}
…Nadie tiene la capacidad de avisar lo que vendrá porqué es lo que menos se espera; un fantasma abstracto que vive deambulando por las calles de asfalto y tierra buscando almas para abrazar y llevarse consigo las elecciones del camino; es el sentimiento de los ojos que nunca esperan el desierto vivo. Con ellos se conviven desde que nacemos mientas caminamos por la senda de los días, triunfando y fracasando...
Pareciese que fuese ayer nomás aquella triste noche del 13 de noviembre de 2004. La noche porteña se había vestido de smoking y sombrero sobre la avenida Corrientes en el Teatro Lola Membrives, en previas de romanticismo y expectativa para los boleros de Chico Novarro pero el destino traidor convirtió cada gota de lluvia nocturna en infinitas lágrimas grises de sal inesperadas y absurdas.
Cuántos años de experiencia han caído en aquel escenario golpeado; un solo de percusión que no encontró la puerta de la conclusión y sí un puñal que le tajeó el corazón y en la madera deslumbrante, su mente inquieta por querer seguir marcó la última figura ante el desazón de los protagonistas. El telón se había cerrado pero el cuadro era irreversible.

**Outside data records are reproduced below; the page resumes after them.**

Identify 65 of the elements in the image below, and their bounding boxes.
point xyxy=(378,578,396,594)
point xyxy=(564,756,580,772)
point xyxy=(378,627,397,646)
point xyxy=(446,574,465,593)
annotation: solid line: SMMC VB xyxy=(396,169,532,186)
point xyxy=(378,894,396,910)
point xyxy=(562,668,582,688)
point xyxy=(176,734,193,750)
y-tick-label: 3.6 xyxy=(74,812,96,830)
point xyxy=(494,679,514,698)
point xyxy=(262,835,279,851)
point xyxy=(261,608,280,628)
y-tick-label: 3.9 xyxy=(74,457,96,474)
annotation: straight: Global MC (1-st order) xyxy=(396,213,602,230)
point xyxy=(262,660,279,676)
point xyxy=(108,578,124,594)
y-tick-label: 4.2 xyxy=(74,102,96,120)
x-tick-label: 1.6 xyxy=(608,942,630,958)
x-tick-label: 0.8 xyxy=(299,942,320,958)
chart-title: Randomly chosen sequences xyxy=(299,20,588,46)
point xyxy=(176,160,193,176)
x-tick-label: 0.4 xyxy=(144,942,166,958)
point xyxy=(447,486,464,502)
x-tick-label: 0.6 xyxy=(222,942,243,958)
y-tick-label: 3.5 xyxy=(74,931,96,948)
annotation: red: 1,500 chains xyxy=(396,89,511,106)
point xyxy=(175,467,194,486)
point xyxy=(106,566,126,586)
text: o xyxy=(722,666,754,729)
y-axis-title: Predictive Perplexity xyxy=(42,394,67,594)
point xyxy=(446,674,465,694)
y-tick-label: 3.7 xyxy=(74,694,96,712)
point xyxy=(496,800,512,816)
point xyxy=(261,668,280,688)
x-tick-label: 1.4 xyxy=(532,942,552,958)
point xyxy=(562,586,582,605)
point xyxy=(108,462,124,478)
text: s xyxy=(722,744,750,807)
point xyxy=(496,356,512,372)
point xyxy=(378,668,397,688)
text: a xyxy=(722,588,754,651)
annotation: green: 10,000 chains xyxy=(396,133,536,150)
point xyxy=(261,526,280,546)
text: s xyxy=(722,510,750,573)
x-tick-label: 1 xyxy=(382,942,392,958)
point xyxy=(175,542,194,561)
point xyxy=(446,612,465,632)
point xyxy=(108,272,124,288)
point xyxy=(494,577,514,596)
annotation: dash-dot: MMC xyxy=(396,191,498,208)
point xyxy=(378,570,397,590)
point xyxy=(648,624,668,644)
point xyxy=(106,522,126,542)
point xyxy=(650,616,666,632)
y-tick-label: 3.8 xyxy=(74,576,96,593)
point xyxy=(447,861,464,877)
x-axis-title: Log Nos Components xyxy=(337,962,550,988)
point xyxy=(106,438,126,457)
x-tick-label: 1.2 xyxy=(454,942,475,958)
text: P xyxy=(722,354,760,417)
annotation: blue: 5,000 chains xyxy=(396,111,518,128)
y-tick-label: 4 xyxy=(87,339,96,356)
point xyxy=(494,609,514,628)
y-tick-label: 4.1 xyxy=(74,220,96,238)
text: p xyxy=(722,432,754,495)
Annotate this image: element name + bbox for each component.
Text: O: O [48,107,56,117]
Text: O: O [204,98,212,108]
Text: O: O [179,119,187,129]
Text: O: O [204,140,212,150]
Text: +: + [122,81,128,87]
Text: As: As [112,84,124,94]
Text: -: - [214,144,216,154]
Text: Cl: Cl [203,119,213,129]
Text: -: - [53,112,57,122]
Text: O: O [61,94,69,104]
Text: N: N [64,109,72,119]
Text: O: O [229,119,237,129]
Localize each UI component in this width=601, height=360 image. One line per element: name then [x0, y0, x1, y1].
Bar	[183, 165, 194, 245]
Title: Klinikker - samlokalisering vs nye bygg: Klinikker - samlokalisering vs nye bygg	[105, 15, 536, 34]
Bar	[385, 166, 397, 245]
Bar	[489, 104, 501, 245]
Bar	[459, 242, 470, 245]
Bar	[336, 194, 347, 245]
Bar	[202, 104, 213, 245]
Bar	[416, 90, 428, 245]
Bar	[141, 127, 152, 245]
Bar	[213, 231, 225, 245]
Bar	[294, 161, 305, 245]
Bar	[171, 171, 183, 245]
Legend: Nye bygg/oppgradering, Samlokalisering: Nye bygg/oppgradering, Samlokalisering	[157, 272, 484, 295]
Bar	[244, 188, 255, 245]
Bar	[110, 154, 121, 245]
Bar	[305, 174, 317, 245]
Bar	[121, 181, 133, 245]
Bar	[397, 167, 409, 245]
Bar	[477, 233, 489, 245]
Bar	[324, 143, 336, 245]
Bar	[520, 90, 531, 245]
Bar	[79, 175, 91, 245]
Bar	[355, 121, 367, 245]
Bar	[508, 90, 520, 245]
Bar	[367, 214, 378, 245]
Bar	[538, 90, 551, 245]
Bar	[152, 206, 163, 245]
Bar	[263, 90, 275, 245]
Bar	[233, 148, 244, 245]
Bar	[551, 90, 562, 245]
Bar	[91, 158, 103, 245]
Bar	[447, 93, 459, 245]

El percusionista santiagueño Domingo Cura nació con el ritmo en la sangre en el árido cielo de la Madre de Ciudades, sintiendo el retumbar del parche de cuero de animal y árbol desbocado por dejar su latido a la legüa por el horizonte. Y cada golpe en el pecho del bombo fue la caricia del sonido que jamás lo desprendió de las raíces.
Incursionó en todos los instrumentos de percusión lo que le permitió recorrer el mundo, actuar y colaborar con videos y películas y conocer a los mejores folkloristas, a caribeños, a ídolos del jazz, del bolero y el rock nacional, y ha grabado en discos mitológicos por donde se lo mire, como La Misa Criolla de 1964.
Ha desparramado sonrisas en cada pétalo que pisaba en las tierras santas en donde dejó una porción de arena y sueño, y el amor, fundamentalmente, fueron las ganas resumidas de hacer, querer y poder tocar y deslumbrar a su público y al ajeno, permitiéndoles alojar una porción de su nombre en sus memorias.
Su perfil bajo, por sobre todas las cosas, fue la humilde y ejemplar escuela innata que recibió de su familia, y en sus ojos, manos remendadas y callos y con años de experiencia en su piel, trasmitió el respeto y la admiración por la música.
Domingo Cura marcó un tiempo de enseñanza y triunfo desde lo más bajo y deja actualmente un desvelo, deseo y esperanza para aquellos que supieron entender y adoptar, aunque sea en pequeñas dimensiones, la maestría recibida desde el escenario hacia los oídos.